Netting bats in Canada in winter? Yep! In 2003, Cori discovered that bats are active in winter in the Alberta prairies. Using passive acoustic montoring [Anabat], she found bats were flying in the river valleys at night—at temperatures as low as -8C, even when day temperatures didn’t get above freezing!
Cori and Michael decided to try catching them mid-winter using mistnets….and it worked! They put radio-transmitters on the bats and tracked them to find their hibernacula. They then discovered that the bats weren’t over-wintering in caves, as is typically thought, but were crawling into deep cracks in the river valley walls.
You can hear Cori describe this project on the CBC Radio program Quirks and Quarks, in an interview with Bob MacDonald, and read a synopsis in Bat Conservation Times. This work has been published in the Canadian Journal of Zoology.
Finding bat roosts can be a real challenge…..often requiring ropes and climbing skills. Here Cori rapels during the winter to find the hibernaculum of a bat that she fitted with a transmitter the night before.
Once bats are outfitted with transmitters, radio-telemetry can be used to locate them as they fly or while roosting. In this way, bat roosts are discovered….but not easily!
Using these techniques, Cori discovered that bats hibernate in deep rock crevices in the Alberta prairies.

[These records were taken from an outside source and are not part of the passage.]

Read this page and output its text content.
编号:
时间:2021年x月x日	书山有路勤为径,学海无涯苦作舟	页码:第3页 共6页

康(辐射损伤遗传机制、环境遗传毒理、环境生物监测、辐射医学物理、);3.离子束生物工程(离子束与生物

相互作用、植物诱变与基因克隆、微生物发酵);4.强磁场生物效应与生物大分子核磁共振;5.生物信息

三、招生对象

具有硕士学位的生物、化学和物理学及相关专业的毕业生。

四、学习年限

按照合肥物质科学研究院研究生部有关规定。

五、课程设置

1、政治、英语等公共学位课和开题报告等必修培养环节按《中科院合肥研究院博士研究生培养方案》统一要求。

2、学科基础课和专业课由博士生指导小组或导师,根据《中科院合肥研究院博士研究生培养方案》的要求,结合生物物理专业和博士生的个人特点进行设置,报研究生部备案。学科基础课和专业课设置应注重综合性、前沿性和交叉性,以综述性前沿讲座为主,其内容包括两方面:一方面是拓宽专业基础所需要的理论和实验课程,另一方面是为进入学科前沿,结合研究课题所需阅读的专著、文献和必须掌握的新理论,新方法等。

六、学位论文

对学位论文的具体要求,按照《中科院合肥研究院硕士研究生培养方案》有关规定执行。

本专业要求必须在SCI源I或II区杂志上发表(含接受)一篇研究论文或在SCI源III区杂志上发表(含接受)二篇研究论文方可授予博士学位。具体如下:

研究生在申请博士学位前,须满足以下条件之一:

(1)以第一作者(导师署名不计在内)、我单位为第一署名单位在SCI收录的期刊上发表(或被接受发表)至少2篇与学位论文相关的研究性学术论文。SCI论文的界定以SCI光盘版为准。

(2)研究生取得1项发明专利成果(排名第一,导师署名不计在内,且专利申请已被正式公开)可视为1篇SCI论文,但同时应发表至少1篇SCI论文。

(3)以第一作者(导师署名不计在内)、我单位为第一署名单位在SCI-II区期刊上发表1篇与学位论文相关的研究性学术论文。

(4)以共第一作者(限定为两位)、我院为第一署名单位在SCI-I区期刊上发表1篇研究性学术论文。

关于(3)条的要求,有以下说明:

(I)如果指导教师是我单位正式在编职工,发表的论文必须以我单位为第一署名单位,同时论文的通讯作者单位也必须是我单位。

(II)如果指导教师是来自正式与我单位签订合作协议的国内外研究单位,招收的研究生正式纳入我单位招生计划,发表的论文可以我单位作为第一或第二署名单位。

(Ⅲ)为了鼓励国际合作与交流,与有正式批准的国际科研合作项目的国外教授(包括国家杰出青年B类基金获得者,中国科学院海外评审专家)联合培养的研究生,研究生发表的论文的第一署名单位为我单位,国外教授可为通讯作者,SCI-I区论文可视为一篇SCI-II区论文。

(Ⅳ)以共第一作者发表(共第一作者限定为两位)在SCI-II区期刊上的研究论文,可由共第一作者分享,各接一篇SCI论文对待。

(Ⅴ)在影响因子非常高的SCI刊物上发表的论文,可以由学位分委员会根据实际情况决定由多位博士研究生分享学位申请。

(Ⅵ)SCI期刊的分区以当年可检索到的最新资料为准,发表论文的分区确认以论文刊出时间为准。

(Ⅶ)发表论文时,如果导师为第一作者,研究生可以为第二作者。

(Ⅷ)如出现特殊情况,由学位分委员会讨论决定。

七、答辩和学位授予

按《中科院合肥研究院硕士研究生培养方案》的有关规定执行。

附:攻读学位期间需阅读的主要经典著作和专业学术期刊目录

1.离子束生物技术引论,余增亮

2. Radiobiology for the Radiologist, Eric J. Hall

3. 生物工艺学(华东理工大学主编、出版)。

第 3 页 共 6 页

Why do bats fly in the Winter?
This was an obvious question coming out of Cori’s PhD research. To help answer this question, a heated water tank has been installed at Dinosaur Provincial Park. Based on preliminary findings, bats may be coming out for a drink of water. If you’d like to read more about this ongoing research, please visit the Dinosaur Provincial Park website.
B.C. Bats Fly in the Winter, too!
Now living in B.C., Cori has expanded her winter research to the mountains. Several study sites across the west Kootenay region were sources of data for Cori during 2009-2010.
Winter bat work is full of unique challenges: icy logging roads required chains; a child’s plastic sled served as a great way of moving heavy equipment around; one of the winter study sites, Fort Shepherd, is a conservancy area near Trail, B.C. and is closed to motorized vehicles during the winter. As such, Cori canoed across the Columbia River to download data from her passively recording bat detector [photo below]. This is a relatively warm, dry area and bats were detected flying here most of the 2009-2010 winter.
The 2009-2010 winter field work was unplanned, but the warm weather was an irresistible opportunity to learn much needed information about winter bat ecology. This work wouldn’t have been possible without the generous volunteer assistance provided by Cori’s husband Michael [pulling the sled in photo at right], and colleague Thomas Hill of Nelson, B.C. [photo far left].